4 Replies Latest reply on Apr 11, 2011 2:15 PM by philmodjunk

    Speeding up a large sorting operation

    KevinPfeiffer

      Title

      Speeding up a large sorting operation

      Post

      A question mostly for Phil, I guess. It's spawned by the comment earlier in another thread about speeding up operations with large data sets. For a standard sort (say, the sorted condition in which you prefer to always find a particular set of records), what about storing a sort key that is then updated nightly (or whenever)? You sort the large data set once a day, for example, then re-assign a serial number to a sorting field based on the current sorted condition... ?

        • 1. Re: Speeding up a large sorting operation
          philmodjunk

          Hmmm, but just assigning a value to a field doesn't actually sort the records unless you are viewing them in a sorted portal or with Go To Related Records via a sorted relationship. You just end up sorting on this new field instead of the old. Unless one of the fields from the original fields specified in your sort order cannot be indexed, there's no saving here. If there is, this is a version of the first option that I specified in that other discussion.

          Another trick that works like gang busters in theory but proves very problematic in practice is to sort the data, then import the entire massive set of records into a clone of the file and then bring it up in place of the original file. Then the unsorted "sort order" becomes the sort you want and this order is extremely to quick to bring up for even very large data sets. The catch is that now you have this massive, risky import records operation running for hours just to get a quicker sort...

          For those interested, it may have been this thread to which Kevin Pfeiffer is referring: 

          400,000 Records. Need help with performence

          • 2. Re: Speeding up a large sorting operation
            KevinPfeiffer

            Oops, as usual I guess each situation has its own specific criteria. In my case (a taxonomic database), I have a species record set with about 6,000 species records. Species are occassionally being added, so it's convenient to have a taxonomically sorted list (rather than order of creation). This means sorting by: family, subfamily, genus, subgenus, species, and subspecies, which even with only a few thousand records does take more than a few seconds.

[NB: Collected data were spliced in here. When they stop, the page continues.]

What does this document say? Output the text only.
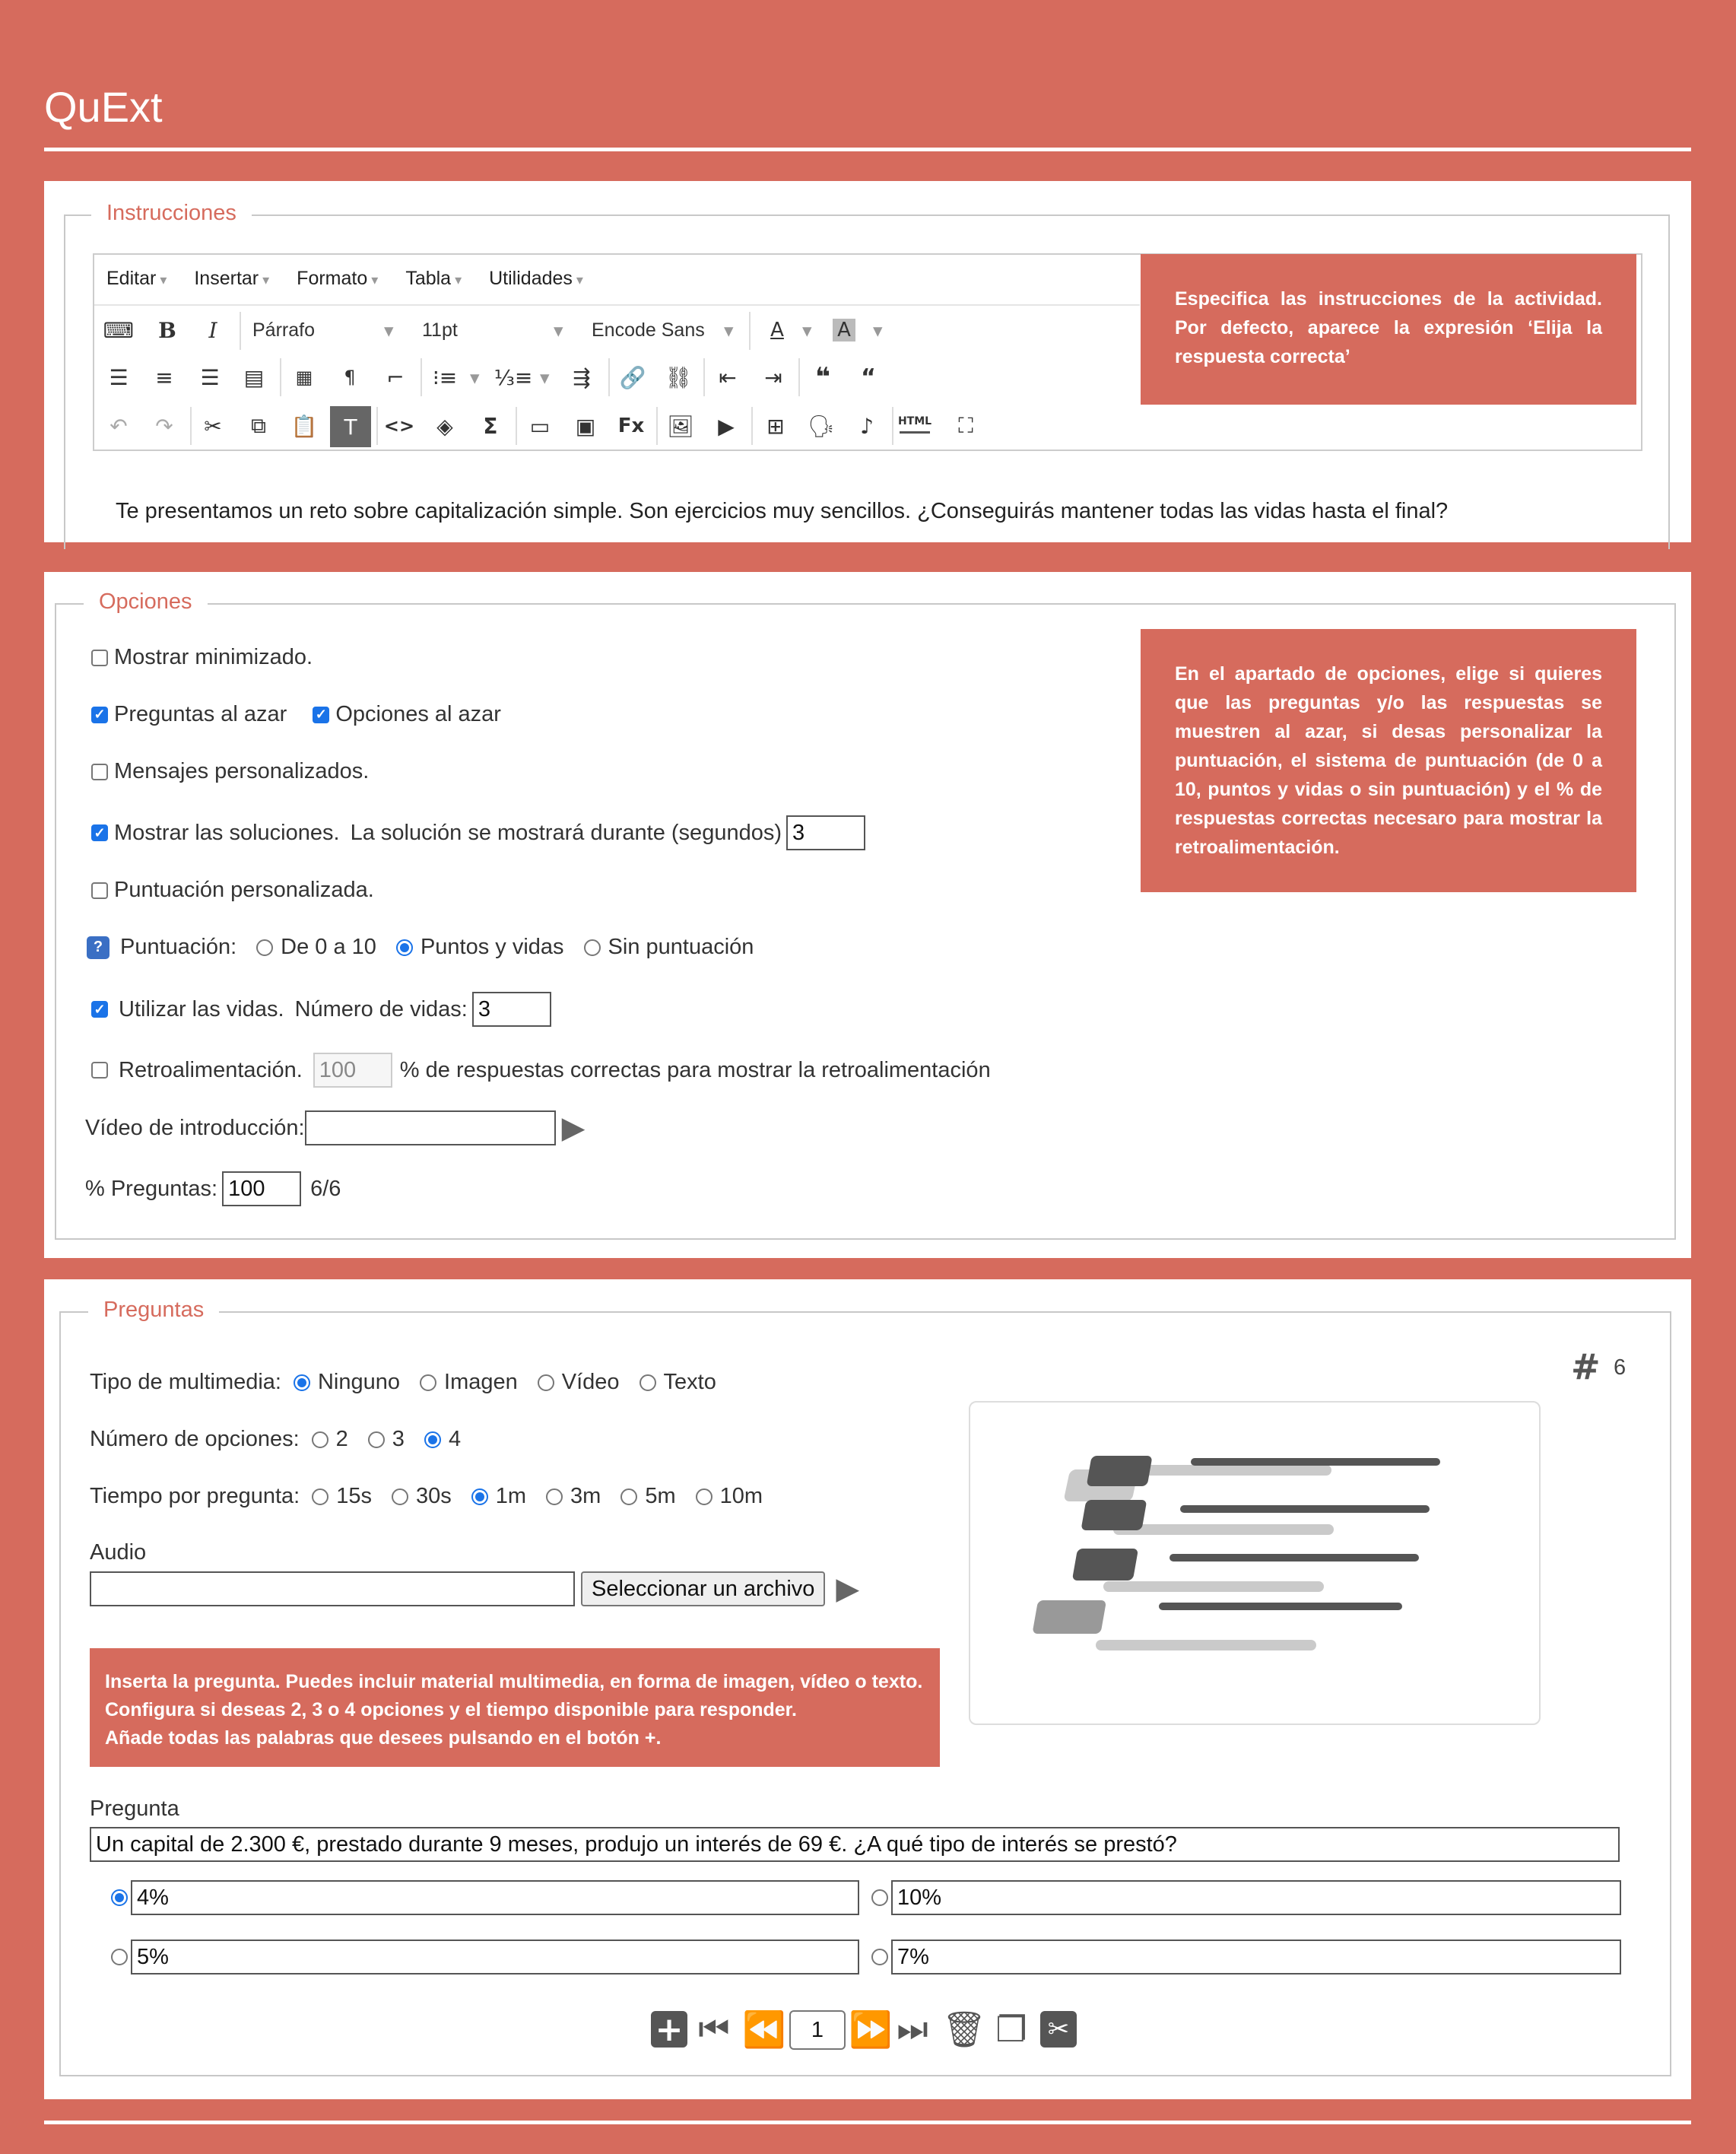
QuExt
Instrucciones
Editar ▾	Insertar ▾	Formato ▾	Tabla ▾	Utilidades ▾
⌨ B	I	Párrafo	▾ 11pt	▾ Encode Sans ▾	A ▾ A ▾
☰ ≡ ☰ ▤	▦	¶	⌐ ⁝≡ ▾ ⅓≡ ▾ ⇶ 🔗 ⛓ ⇤ ⇥ ❝	“
↶ ↷ ✂	⧉	📋	T	<>	◈	Σ	▭ ▣ Fx 🖼	▶	⊞ 🗣	♪	HTML	⛶
Te presentamos un reto sobre capitalización simple. Son ejercicios muy sencillos. ¿Conseguirás mantener todas las vidas hasta el final?
Especifica las instrucciones de la actividad. Por defecto, aparece la expresión ‘Elija la respuesta correcta’
Opciones
Mostrar minimizado.
✓ Preguntas al azar ✓ Opciones al azar
Mensajes personalizados.
✓ Mostrar las soluciones. La solución se mostrará durante (segundos) 3
Puntuación personalizada.
? Puntuación: De 0 a 10 Puntos y vidas Sin puntuación
✓ Utilizar las vidas. Número de vidas: 3
Retroalimentación. 100	% de respuestas correctas para mostrar la retroalimentación
Vídeo de introducción:	▶
% Preguntas: 100	6/6
En el apartado de opciones, elige si quieres que las preguntas y/o las respuestas se muestren al azar, si desas personalizar la puntuación, el sistema de puntuación (de 0 a 10, puntos y vidas o sin puntuación) y el % de respuestas correctas necesaro para mostrar la retroalimentación.
Preguntas
# 6
Tipo de multimedia: Ninguno Imagen Vídeo Texto
Número de opciones: 2 3 4
Tiempo por pregunta: 15s 30s 1m 3m 5m 10m
Audio
Seleccionar un archivo ▶
Inserta la pregunta. Puedes incluir material multimedia, en forma de imagen, vídeo o texto.
Configura si deseas 2, 3 o 4 opciones y el tiempo disponible para responder.
Añade todas las palabras que desees pulsando en el botón +.
Pregunta
Un capital de 2.300 €, prestado durante 9 meses, produjo un interés de 69 €. ¿A qué tipo de interés se prestó?
4%	10%
5%	7%
+ ⏮ ⏪	1 ⏩ ⏭ 🗑 ❐ ✂
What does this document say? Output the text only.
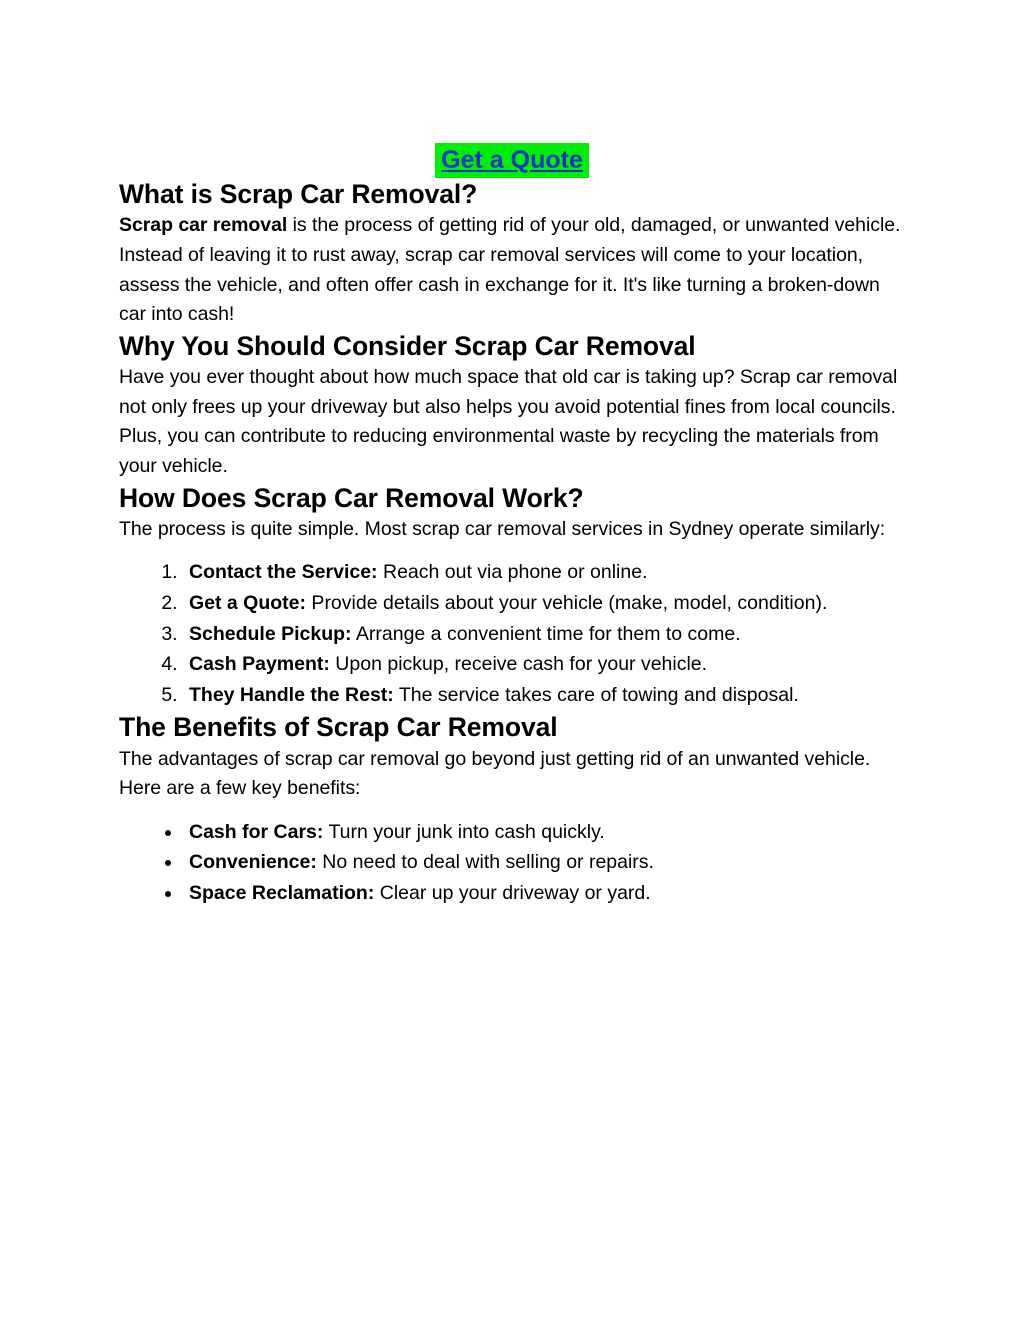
Get a Quote
What is Scrap Car Removal?

Scrap car removal is the process of getting rid of your old, damaged, or unwanted vehicle. Instead of leaving it to rust away, scrap car removal services will come to your location, assess the vehicle, and often offer cash in exchange for it. It's like turning a broken-down car into cash!

Why You Should Consider Scrap Car Removal

Have you ever thought about how much space that old car is taking up? Scrap car removal not only frees up your driveway but also helps you avoid potential fines from local councils. Plus, you can contribute to reducing environmental waste by recycling the materials from your vehicle.

How Does Scrap Car Removal Work?

The process is quite simple. Most scrap car removal services in Sydney operate similarly:

1. Contact the Service: Reach out via phone or online.
2. Get a Quote: Provide details about your vehicle (make, model, condition).
3. Schedule Pickup: Arrange a convenient time for them to come.
4. Cash Payment: Upon pickup, receive cash for your vehicle.
5. They Handle the Rest: The service takes care of towing and disposal.
The Benefits of Scrap Car Removal

The advantages of scrap car removal go beyond just getting rid of an unwanted vehicle. Here are a few key benefits:

• Cash for Cars: Turn your junk into cash quickly.
• Convenience: No need to deal with selling or repairs.
• Space Reclamation: Clear up your driveway or yard.
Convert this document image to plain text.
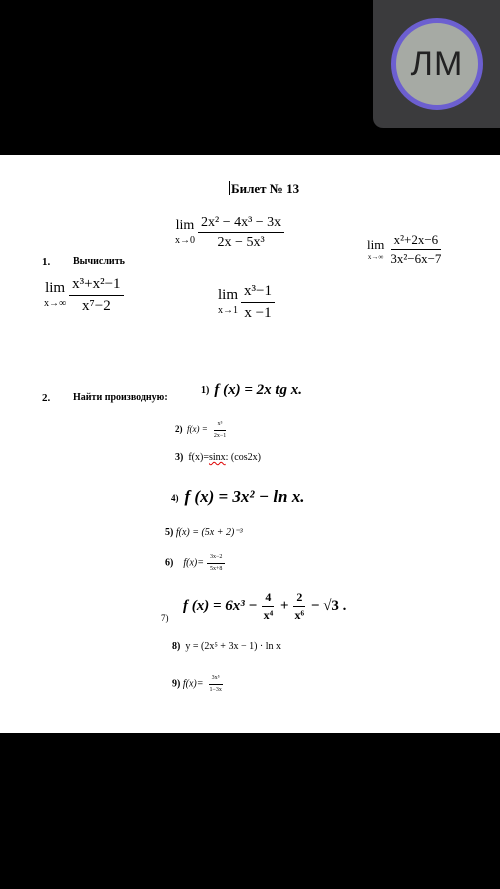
ЛМ
Билет № 13
1. Вычислить
lim
$x\to 0 \frac{\text{2x² − 4x³ − 3x}}{\text{2x − 5x³}}$	lim
$x\to\infty \frac{\text{x²+2x−6}}{\text{3x²−6x−7}}$
lim
$x\to\infty \frac{\text{x³+x²−1}}{\text{x⁷−2}}$	lim
$x\to 1 \frac{\text{x³−1}}{x -1}$
2. Найти производную:
1) f (x) = 2x tg x.
2) $f(x) = \frac{\text{x⁵}}{2x-1}$
3) f(x)=sinx: (cos2x)
4) f (x) = 3x² − ln x.
5) f(x) = (5x + 2)⁻³
6) $f(x)= \frac{3x-2}{5x+8}$
7)
f $(x) = 6x^3 - \frac{4}{\text{x⁴}} + \frac{2}{\text{x⁶}} - √3$ .
8) y = (2x⁵ + 3x − 1) · ln x
9) $f(x)= \frac{\text{3x⁵}}{1-3x}$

            I just tried this -- works fine. My main sort script, which runs whenever this table is first opened, for example, now simply sorts the "sortIndex" field, which contains serial numbers starting with 1. I can see that one could do this for several preferred sort states if desired. Of course, new records will not appear in sorted order until the update script runs, but for my purposes, for example, that's not such a serious problem.

            • 3. Re: Speeding up a large sorting operation
              KevinPfeiffer

              >  this is a version of the first option that I specified in that other discussion

              Ah, I see what you mean. In my case I could concatenate the necessary sort terms (e.g. "FamilySubfamilyGenusSubgenus..." etc.) whenever a new record is created or a name changed and store this in my indexed field. Then sorts would always work and be quite fast (one pass), even with newly created records.

              • 4. Re: Speeding up a large sorting operation
                philmodjunk

                Ok, I can see where sorting on a single field's index would be faster than sorting on 6 fields, but I'd definitely make sure that they are all fully indexed fields to get maximum performance out of any sorts that include this many different fields.

                Actually, this is one case where FileMaker 10 and 11's dreaded and much maligned "auto-sort" might come into useful play. Once you have sorted your records, any newly added records will be automatically sorted into the existing sort order. This order will persist until you perform a find, use Show All records, or Show Omitted only to bring up a different found set.